File: // undo the file data image from the address space of the process
UnmapViewOfFile (pbFile );
UnmapViewOfFile (pbFile2 );

// Close the file ing object
CloseHandle (hFileMapping );
CloseHandle (hFileMapping2 );

// Delete a temporary file
DeleteFile ("Recv1.zip ");

Conclusion

The actual test shows that memory ing files have good performance in processing large data volumes, such as the CFile class and ReadFile () and WriteFile () such functions have obvious advantages in file processing methods. The code described in this article is compiled by Microsoft Visual C ++ 6.0 under Windows 98.

Contact Us

The content source of this page is from Internet, which doesn't represent Alibaba Cloud's opinion; products and services mentioned on that page don't have any relationship with Alibaba Cloud. If the content of the page makes you feel confusing, please write us an email, we will handle the problem within 5 days after receiving your email.

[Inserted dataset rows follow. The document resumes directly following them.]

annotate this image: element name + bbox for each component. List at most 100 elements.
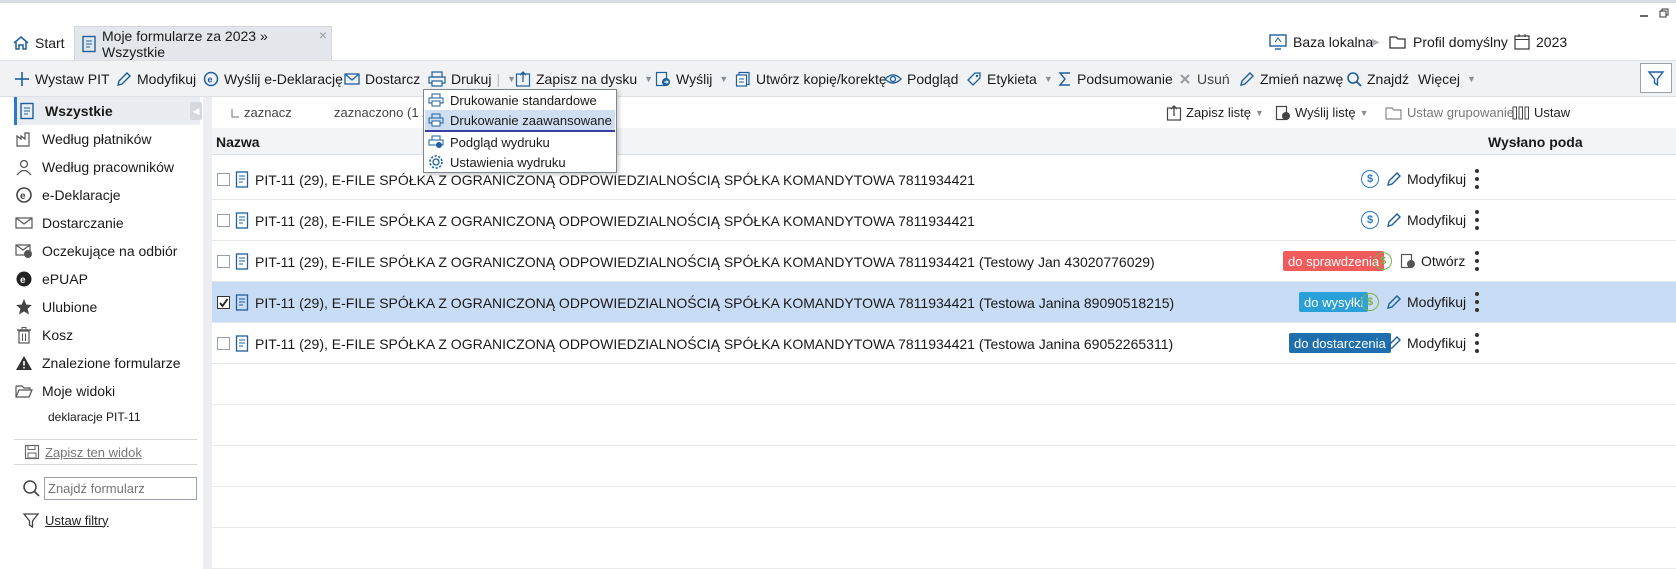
sidebar-item-delivery[interactable]: Dostarczanie bbox=[14, 209, 200, 237]
table-row-selected[interactable]: PIT-11 (29), E-FILE SPÓŁKA Z OGRANICZONĄ… bbox=[212, 282, 1676, 323]
row-action-button[interactable]: Modyfikuj bbox=[1386, 333, 1466, 353]
set-grouping-button[interactable]: Ustaw grupowanie bbox=[1385, 97, 1514, 128]
row-action-label: Otwórz bbox=[1421, 253, 1466, 269]
row-menu-icon[interactable] bbox=[1474, 210, 1480, 230]
chevron-down-icon: ▼ bbox=[644, 73, 654, 84]
set-columns-button[interactable]: Ustaw bbox=[1512, 97, 1570, 128]
folder-icon bbox=[1385, 105, 1403, 121]
x-icon bbox=[1178, 72, 1192, 86]
find-button[interactable]: Znajdź bbox=[1346, 61, 1409, 96]
row-action-button[interactable]: Modyfikuj bbox=[1386, 292, 1466, 312]
issue-pit-button[interactable]: Wystaw PIT bbox=[14, 61, 110, 96]
more-label: Więcej bbox=[1418, 70, 1461, 87]
table-row[interactable]: PIT-11 (29), E-FILE SPÓŁKA Z OGRANICZONĄ… bbox=[212, 323, 1676, 364]
row-action-button[interactable]: Otwórz bbox=[1400, 251, 1465, 271]
delete-button[interactable]: Usuń bbox=[1178, 61, 1230, 96]
folder-icon bbox=[1388, 33, 1408, 51]
print-label: Drukuj bbox=[451, 70, 492, 87]
restore-icon[interactable] bbox=[1656, 5, 1672, 21]
more-button[interactable]: Więcej ▼ bbox=[1418, 61, 1476, 96]
deliver-button[interactable]: Dostarcz bbox=[344, 61, 420, 96]
row-menu-icon[interactable] bbox=[1474, 333, 1480, 353]
profile-label: Profil domyślny bbox=[1413, 34, 1508, 50]
sidebar-item-found-forms[interactable]: Znalezione formularze bbox=[14, 349, 200, 377]
tab-my-forms-label: Moje formularze za 2023 » Wszystkie bbox=[102, 27, 268, 60]
column-sent-header[interactable]: Wysłano poda bbox=[1488, 134, 1583, 150]
column-name-header[interactable]: Nazwa bbox=[216, 134, 260, 150]
sidebar-divider bbox=[14, 464, 197, 465]
sidebar-item-by-payers[interactable]: Według płatników bbox=[14, 125, 200, 153]
rename-button[interactable]: Zmień nazwę bbox=[1239, 61, 1343, 96]
sidebar-item-trash[interactable]: Kosz bbox=[14, 321, 200, 349]
send-list-button[interactable]: Wyślij listę ▼ bbox=[1275, 97, 1368, 128]
row-checkbox[interactable] bbox=[217, 214, 230, 227]
row-checkbox-checked[interactable] bbox=[217, 296, 230, 309]
menu-item-label: Drukowanie standardowe bbox=[450, 92, 597, 108]
label-label: Etykieta bbox=[987, 70, 1037, 87]
menu-item-print-preview[interactable]: Podgląd wydruku bbox=[425, 132, 615, 152]
database-link[interactable]: Baza lokalna bbox=[1268, 30, 1373, 54]
menu-item-print-settings[interactable]: Ustawienia wydruku bbox=[425, 152, 615, 172]
sidebar-item-my-views[interactable]: Moje widoki bbox=[14, 377, 200, 405]
row-checkbox[interactable] bbox=[217, 255, 230, 268]
printer-icon bbox=[428, 113, 444, 127]
form-search-input[interactable] bbox=[44, 477, 197, 500]
label-button[interactable]: Etykieta ▼ bbox=[966, 61, 1053, 96]
tab-close-icon[interactable]: × bbox=[319, 27, 327, 43]
folder-open-icon bbox=[14, 381, 34, 401]
pencil-icon bbox=[116, 71, 132, 87]
collapse-sidebar-icon[interactable]: ◀ bbox=[190, 102, 202, 120]
row-action-label: Modyfikuj bbox=[1407, 294, 1467, 310]
status-badge: do wysyłki bbox=[1299, 292, 1369, 312]
chevron-down-icon: ▼ bbox=[719, 73, 729, 84]
row-menu-icon[interactable] bbox=[1474, 169, 1480, 189]
modify-button[interactable]: Modyfikuj bbox=[116, 61, 196, 96]
send-edeclaration-button[interactable]: e Wyślij e-Deklarację bbox=[203, 61, 343, 96]
open-document-icon bbox=[1400, 253, 1416, 269]
funnel-icon bbox=[1647, 69, 1665, 87]
save-view-link[interactable]: Zapisz ten widok bbox=[24, 442, 142, 462]
document-icon bbox=[81, 35, 97, 53]
sidebar-item-by-employees[interactable]: Według pracowników bbox=[14, 153, 200, 181]
sidebar-item-favorites[interactable]: Ulubione bbox=[14, 293, 200, 321]
row-menu-icon[interactable] bbox=[1474, 292, 1480, 312]
empty-row bbox=[212, 405, 1676, 446]
send-button[interactable]: Wyślij ▼ bbox=[655, 61, 728, 96]
row-action-button[interactable]: Modyfikuj bbox=[1386, 169, 1466, 189]
row-checkbox[interactable] bbox=[217, 173, 230, 186]
row-action-label: Modyfikuj bbox=[1407, 212, 1467, 228]
save-list-button[interactable]: Zapisz listę ▼ bbox=[1166, 97, 1264, 128]
sidebar-item-awaiting[interactable]: Oczekujące na odbiór bbox=[14, 237, 200, 265]
sidebar-item-epuap[interactable]: e ePUAP bbox=[14, 265, 200, 293]
set-filters-link[interactable]: Ustaw filtry bbox=[22, 510, 109, 530]
funnel-icon bbox=[22, 511, 40, 529]
document-icon bbox=[235, 294, 249, 311]
sidebar-splitter[interactable] bbox=[203, 97, 212, 569]
select-toggle[interactable]: zaznacz bbox=[230, 97, 292, 128]
search-icon bbox=[22, 479, 40, 497]
sidebar-view-pit11[interactable]: deklaracje PIT-11 bbox=[48, 410, 141, 424]
tab-start[interactable]: Start bbox=[6, 26, 68, 60]
row-menu-icon[interactable] bbox=[1474, 251, 1480, 271]
menu-item-standard-print[interactable]: Drukowanie standardowe bbox=[425, 90, 615, 110]
minimize-icon[interactable] bbox=[1636, 5, 1652, 21]
summary-button[interactable]: Podsumowanie bbox=[1058, 61, 1173, 96]
year-selector[interactable]: 2023 bbox=[1513, 30, 1567, 54]
empty-row bbox=[212, 446, 1676, 487]
profile-link[interactable]: Profil domyślny bbox=[1388, 30, 1508, 54]
preview-button[interactable]: Podgląd bbox=[884, 61, 958, 96]
set-columns-label: Ustaw bbox=[1534, 105, 1571, 120]
issue-pit-label: Wystaw PIT bbox=[35, 70, 110, 87]
sidebar-item-all[interactable]: Wszystkie bbox=[14, 97, 200, 125]
row-checkbox[interactable] bbox=[217, 337, 230, 350]
floppy-icon bbox=[24, 444, 40, 460]
svg-text:e: e bbox=[20, 191, 26, 202]
row-action-button[interactable]: Modyfikuj bbox=[1386, 210, 1466, 230]
filter-toggle-button[interactable] bbox=[1640, 63, 1672, 93]
menu-item-advanced-print[interactable]: Drukowanie zaawansowane bbox=[425, 110, 615, 132]
tab-my-forms[interactable]: Moje formularze za 2023 » Wszystkie × bbox=[74, 26, 332, 60]
copy-correction-button[interactable]: Utwórz kopię/korektę bbox=[735, 61, 887, 96]
table-row[interactable]: PIT-11 (29), E-FILE SPÓŁKA Z OGRANICZONĄ… bbox=[212, 241, 1676, 282]
sidebar-item-edeclarations[interactable]: e e-Deklaracje bbox=[14, 181, 200, 209]
table-row[interactable]: PIT-11 (28), E-FILE SPÓŁKA Z OGRANICZONĄ… bbox=[212, 200, 1676, 241]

If you find any instances of plagiarism from the community, please send an email to: info-contact@alibabacloud.com and provide relevant evidence. A staff member will contact you within 5 working days.

A Free Trial That Lets You Build Big!

Start building with 50+ products and up to 12 months usage for Elastic Compute Service

  • Sales Support

    1 on 1 presale consultation

  • After-Sales Support

    24/7 Technical Support 6 Free Tickets per Quarter Faster Response

  • Alibaba Cloud offers highly flexible support services tailored to meet your exact needs.